No hubo suerte. En el momento en que se tumbó de través en la revuelta cama, oyó entrar a Olive Oyl por la puerta de atrás. Dios, qué fuerte pisaba, para lo palo que era. El River Dance hacía menos ruido. Se preguntó si ya tendría la hepatitis C. ¡Ay Dios! O el SIDA. En las raras ocasiones en que se había pinchado hielo, jamás había compartido la aguja, pero ella seguramente sí. Se juró no volver a enrollarse con ella, sólo le dejaría que se la mamara cuando estuviera completamente desesperado.
– ¡Farley! -llamó Olive con su vocecita trémula-. ¿Estás en casa?
– Sí, estoy aquí -dijo-. Tengo que sobar un rato, Olive. Vete a dar un paseo, anda.
– ¿Esta noche trabajamos, Farley? -Entró en la habitación.
– Sí.
– ¿Quieres que te haga una paja? -le preguntó-. Te ayudará a dormir.
Dios, tenía los granos del speed peor que él. Parecía que se los rascara con un rastrillo. Y le faltaban tres piños de delante. ¿Cuándo se le había caído el tercer diente? ¿Cómo es que no se había dado cuenta hasta ahora? Estaba más seca que Mick Jagger, hasta se parecía un poco a él, sólo que más vieja.
– No, no quiero -dijo-. Vete a jugar con el vídeo o algo, anda.

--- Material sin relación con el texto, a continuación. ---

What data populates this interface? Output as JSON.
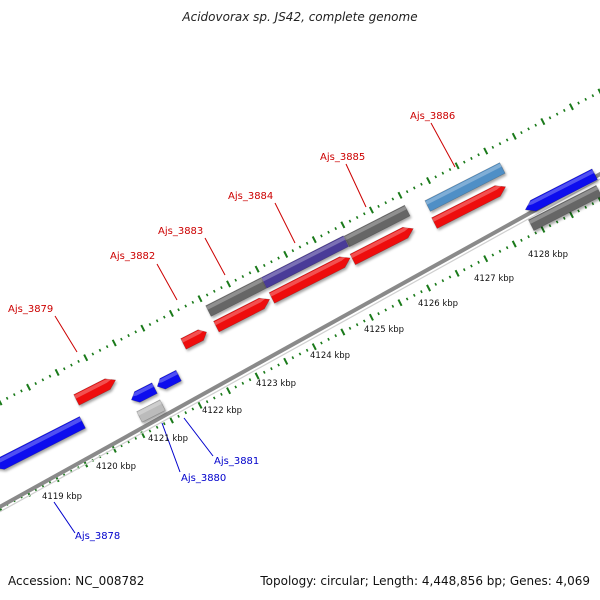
{
  "title": "Acidovorax sp. JS42, complete genome",
  "footer": {
    "accession": "Accession: NC_008782",
    "topology": "Topology: circular; Length: 4,448,856 bp; Genes: 4,069"
  },
  "scale_labels": [
    "4119 kbp",
    "4120 kbp",
    "4121 kbp",
    "4122 kbp",
    "4123 kbp",
    "4124 kbp",
    "4125 kbp",
    "4126 kbp",
    "4127 kbp",
    "4128 kbp"
  ],
  "gene_labels": {
    "forward": [
      "Ajs_3879",
      "Ajs_3882",
      "Ajs_3883",
      "Ajs_3884",
      "Ajs_3885",
      "Ajs_3886"
    ],
    "reverse": [
      "Ajs_3878",
      "Ajs_3880",
      "Ajs_3881"
    ]
  },
  "colors": {
    "forward_label": "#cc0000",
    "reverse_label": "#0000cc",
    "forward_gene": "#ee1111",
    "reverse_gene": "#1111ee",
    "cds_track": "#666666",
    "pseudogene": "#bbbbbb",
    "highlight_purple": "#4a3a98",
    "highlight_blue": "#4f8fc6",
    "backbone": "#8a8a8a",
    "tick_green": "#1a7a1a"
  }
}
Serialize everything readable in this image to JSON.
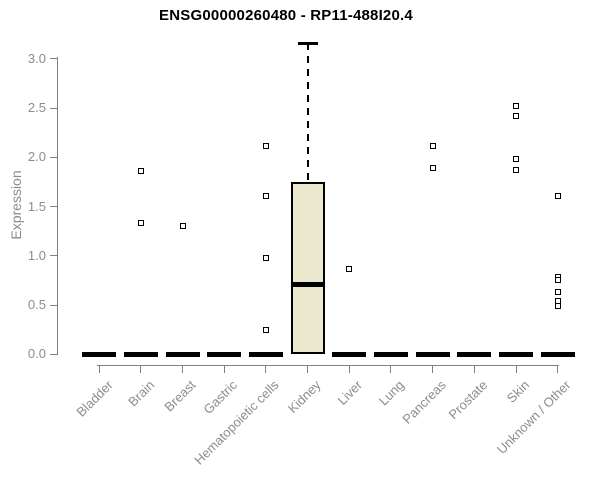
{
  "chart_data": {
    "type": "boxplot",
    "title": "ENSG00000260480 - RP11-488I20.4",
    "ylabel": "Expression",
    "xlabel": "",
    "y_ticks": [
      0.0,
      0.5,
      1.0,
      1.5,
      2.0,
      2.5,
      3.0
    ],
    "ylim": [
      0.0,
      3.2
    ],
    "grid": false,
    "legend": "none",
    "categories": [
      "Bladder",
      "Brain",
      "Breast",
      "Gastric",
      "Hematopoietic cells",
      "Kidney",
      "Liver",
      "Lung",
      "Pancreas",
      "Prostate",
      "Skin",
      "Unknown / Other"
    ],
    "boxes": [
      {
        "category": "Bladder",
        "median": 0,
        "q1": 0,
        "q3": 0,
        "whisker_low": 0,
        "whisker_high": 0,
        "outliers": []
      },
      {
        "category": "Brain",
        "median": 0,
        "q1": 0,
        "q3": 0,
        "whisker_low": 0,
        "whisker_high": 0,
        "outliers": [
          1.86,
          1.33
        ]
      },
      {
        "category": "Breast",
        "median": 0,
        "q1": 0,
        "q3": 0,
        "whisker_low": 0,
        "whisker_high": 0,
        "outliers": [
          1.3
        ]
      },
      {
        "category": "Gastric",
        "median": 0,
        "q1": 0,
        "q3": 0,
        "whisker_low": 0,
        "whisker_high": 0,
        "outliers": []
      },
      {
        "category": "Hematopoietic cells",
        "median": 0,
        "q1": 0,
        "q3": 0,
        "whisker_low": 0,
        "whisker_high": 0,
        "outliers": [
          2.11,
          1.61,
          0.98,
          0.25
        ]
      },
      {
        "category": "Kidney",
        "median": 0.71,
        "q1": 0,
        "q3": 1.75,
        "whisker_low": 0,
        "whisker_high": 3.16,
        "outliers": []
      },
      {
        "category": "Liver",
        "median": 0,
        "q1": 0,
        "q3": 0,
        "whisker_low": 0,
        "whisker_high": 0,
        "outliers": [
          0.87
        ]
      },
      {
        "category": "Lung",
        "median": 0,
        "q1": 0,
        "q3": 0,
        "whisker_low": 0,
        "whisker_high": 0,
        "outliers": []
      },
      {
        "category": "Pancreas",
        "median": 0,
        "q1": 0,
        "q3": 0,
        "whisker_low": 0,
        "whisker_high": 0,
        "outliers": [
          2.11,
          1.89
        ]
      },
      {
        "category": "Prostate",
        "median": 0,
        "q1": 0,
        "q3": 0,
        "whisker_low": 0,
        "whisker_high": 0,
        "outliers": []
      },
      {
        "category": "Skin",
        "median": 0,
        "q1": 0,
        "q3": 0,
        "whisker_low": 0,
        "whisker_high": 0,
        "outliers": [
          2.52,
          2.42,
          1.98,
          1.87
        ]
      },
      {
        "category": "Unknown / Other",
        "median": 0,
        "q1": 0,
        "q3": 0,
        "whisker_low": 0,
        "whisker_high": 0,
        "outliers": [
          1.61,
          0.78,
          0.75,
          0.63,
          0.54,
          0.49
        ]
      }
    ],
    "colors": {
      "box_fill": "#ece8cd",
      "box_line": "#000000",
      "axis": "#808080",
      "tick_label": "#8c8c8c",
      "title": "#000000",
      "background": "#ffffff"
    }
  }
}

– Creo que me ha salido un currito de extra, Farley -dijo-. He conocido a un tipo en Pablo's Tacos que hace castings para extras. Dijo que andaba buscando a una tía como yo. Me pasó su tarjeta y dijo que fuera a verlo el próximo lunes. Mola, ¿no?

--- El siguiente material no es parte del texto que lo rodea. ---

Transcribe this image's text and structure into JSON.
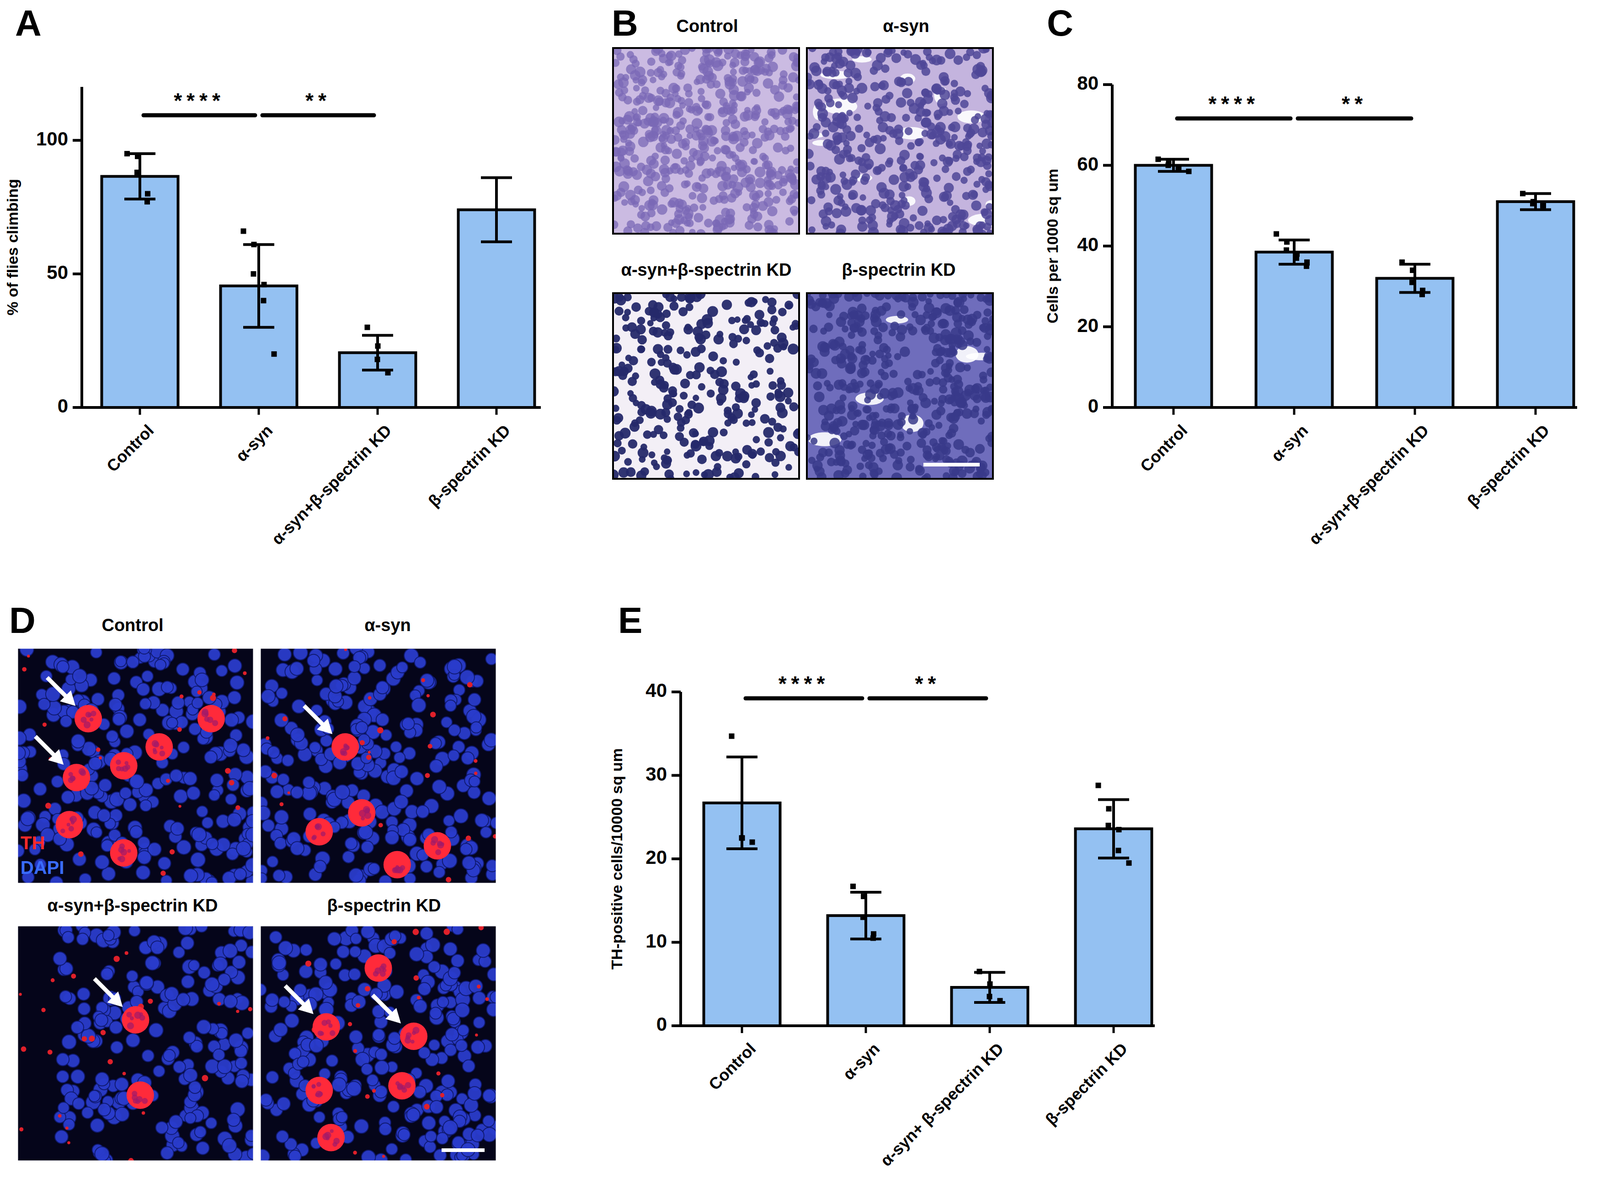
{
  "chart_data": [
    {
      "panel": "A",
      "type": "bar",
      "y_label": "% of flies climbing",
      "categories": [
        "Control",
        "α-syn",
        "α-syn+β-spectrin KD",
        "β-spectrin KD"
      ],
      "values": [
        86.5,
        45.5,
        20.5,
        74
      ],
      "errors": [
        8.5,
        15.5,
        6.5,
        12
      ],
      "points": [
        [
          95,
          94,
          88,
          80,
          77
        ],
        [
          66,
          61,
          50,
          46,
          40,
          20
        ],
        [
          30,
          23,
          18,
          13
        ],
        []
      ],
      "color": "#94c1f2",
      "ylim": [
        0,
        120
      ],
      "yticks": [
        0,
        50,
        100
      ],
      "annotations": [
        {
          "text": "****",
          "between": [
            "Control",
            "α-syn"
          ]
        },
        {
          "text": "**",
          "between": [
            "α-syn",
            "α-syn+β-spectrin KD"
          ]
        }
      ]
    },
    {
      "panel": "C",
      "type": "bar",
      "y_label": "Cells per 1000 sq um",
      "categories": [
        "Control",
        "α-syn",
        "α-syn+β-spectrin KD",
        "β-spectrin KD"
      ],
      "values": [
        60,
        38.5,
        32,
        51
      ],
      "errors": [
        1.5,
        3,
        3.5,
        2
      ],
      "points": [
        [
          61.5,
          60.5,
          60,
          59.5,
          59,
          58.5
        ],
        [
          43,
          41,
          39,
          38,
          37,
          36,
          35
        ],
        [
          36,
          34,
          31,
          29,
          28
        ],
        [
          53,
          51,
          50.5,
          50,
          50
        ]
      ],
      "color": "#94c1f2",
      "ylim": [
        0,
        80
      ],
      "yticks": [
        0,
        20,
        40,
        60,
        80
      ],
      "annotations": [
        {
          "text": "****",
          "between": [
            "Control",
            "α-syn"
          ]
        },
        {
          "text": "**",
          "between": [
            "α-syn",
            "α-syn+β-spectrin KD"
          ]
        }
      ]
    },
    {
      "panel": "E",
      "type": "bar",
      "y_label": "TH-positive cells/10000 sq um",
      "categories": [
        "Control",
        "α-syn",
        "α-syn+ β-spectrin KD",
        "β-spectrin KD"
      ],
      "values": [
        26.7,
        13.2,
        4.6,
        23.6
      ],
      "errors": [
        5.5,
        2.8,
        1.8,
        3.5
      ],
      "points": [
        [
          34.7,
          22.5,
          22.5,
          22
        ],
        [
          16.7,
          15.5,
          13,
          11,
          10.5
        ],
        [
          6.5,
          5,
          3.5,
          3
        ],
        [
          28.8,
          26,
          24,
          23.5,
          21,
          19.5
        ]
      ],
      "color": "#94c1f2",
      "ylim": [
        0,
        40
      ],
      "yticks": [
        0,
        10,
        20,
        30,
        40
      ],
      "annotations": [
        {
          "text": "****",
          "between": [
            "Control",
            "α-syn"
          ]
        },
        {
          "text": "**",
          "between": [
            "α-syn",
            "α-syn+ β-spectrin KD"
          ]
        }
      ]
    }
  ],
  "image_panels": [
    {
      "panel": "B",
      "titles": [
        "Control",
        "α-syn",
        "α-syn+β-spectrin KD",
        "β-spectrin KD"
      ]
    },
    {
      "panel": "D",
      "titles": [
        "Control",
        "α-syn",
        "α-syn+β-spectrin KD",
        "β-spectrin KD"
      ],
      "stains": [
        "TH",
        "DAPI"
      ]
    }
  ]
}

– Mola mazo, Olive -dijo Farley-. ¿Qué es, la segunda parte de La noche de los muertos vivientes?
– Está de miedo, ¿no? -replicó ella, tan oreada-. ¡Yo, en una peli! Claro que a lo mejor no es más que un programa de la tele o algo así.
– De miedo pavoroso -dijo él; cerró los ojos, quería desconectar.

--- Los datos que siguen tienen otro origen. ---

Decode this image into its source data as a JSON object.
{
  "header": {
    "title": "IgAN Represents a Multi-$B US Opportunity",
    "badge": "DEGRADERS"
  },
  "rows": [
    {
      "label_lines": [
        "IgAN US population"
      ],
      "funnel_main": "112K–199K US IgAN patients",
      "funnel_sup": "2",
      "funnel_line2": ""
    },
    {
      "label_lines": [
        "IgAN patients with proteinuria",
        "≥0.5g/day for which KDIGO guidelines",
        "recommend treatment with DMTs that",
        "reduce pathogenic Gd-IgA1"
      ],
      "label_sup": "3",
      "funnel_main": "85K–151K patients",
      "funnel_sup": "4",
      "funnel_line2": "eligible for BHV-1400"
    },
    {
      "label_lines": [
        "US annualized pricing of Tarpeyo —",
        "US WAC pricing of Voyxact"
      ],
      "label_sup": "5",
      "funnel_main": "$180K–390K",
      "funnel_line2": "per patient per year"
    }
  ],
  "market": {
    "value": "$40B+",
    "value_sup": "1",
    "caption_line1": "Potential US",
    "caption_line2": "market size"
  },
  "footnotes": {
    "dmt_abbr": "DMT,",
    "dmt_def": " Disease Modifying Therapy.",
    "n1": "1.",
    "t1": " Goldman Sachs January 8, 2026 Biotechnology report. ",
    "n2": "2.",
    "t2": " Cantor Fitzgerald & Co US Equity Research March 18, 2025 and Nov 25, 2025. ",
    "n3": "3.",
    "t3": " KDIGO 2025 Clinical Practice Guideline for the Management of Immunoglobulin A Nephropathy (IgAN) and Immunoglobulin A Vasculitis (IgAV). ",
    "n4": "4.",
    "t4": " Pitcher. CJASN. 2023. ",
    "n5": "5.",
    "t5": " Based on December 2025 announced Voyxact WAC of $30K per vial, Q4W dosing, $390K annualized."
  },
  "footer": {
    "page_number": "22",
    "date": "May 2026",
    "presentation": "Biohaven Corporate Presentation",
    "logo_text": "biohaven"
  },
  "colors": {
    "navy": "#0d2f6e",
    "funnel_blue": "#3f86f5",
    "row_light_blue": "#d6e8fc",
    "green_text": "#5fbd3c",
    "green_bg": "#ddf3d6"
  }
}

– Claro que a lo mejor no es más que un casanova de Hollywood y lo único que quiere son mi bragas -dijo Olive con una sonrisa desdentada.
– No corres el menor peligro con los casanovas -farfulló Farley-. No tienes donde pillar. Lárgate de una puta vez, anda.
Cuando se hubo ido, Farley logró dormirse por fin y soñó que estaba viendo deportes en el IES Hollywood y que se tiraba a una animadora que siempre le había despreciado y evitado.
Trombone Teddy había tenido una buena racha mendigando en Hollywood Boulevard aquella tarde. No se podía comparar con los viejos tiempos, claro, cuando todavía tenía la vara y se plantaba en el paseo a tocar licks de cool a lo Kai Winding y J. J. Johnson, e improvisaba como cualquiera de los jazzistas negros con los que tocaba en el club, allá en Washington y La Brea, hacía cincuenta años, cuando el cool jazz era el rey.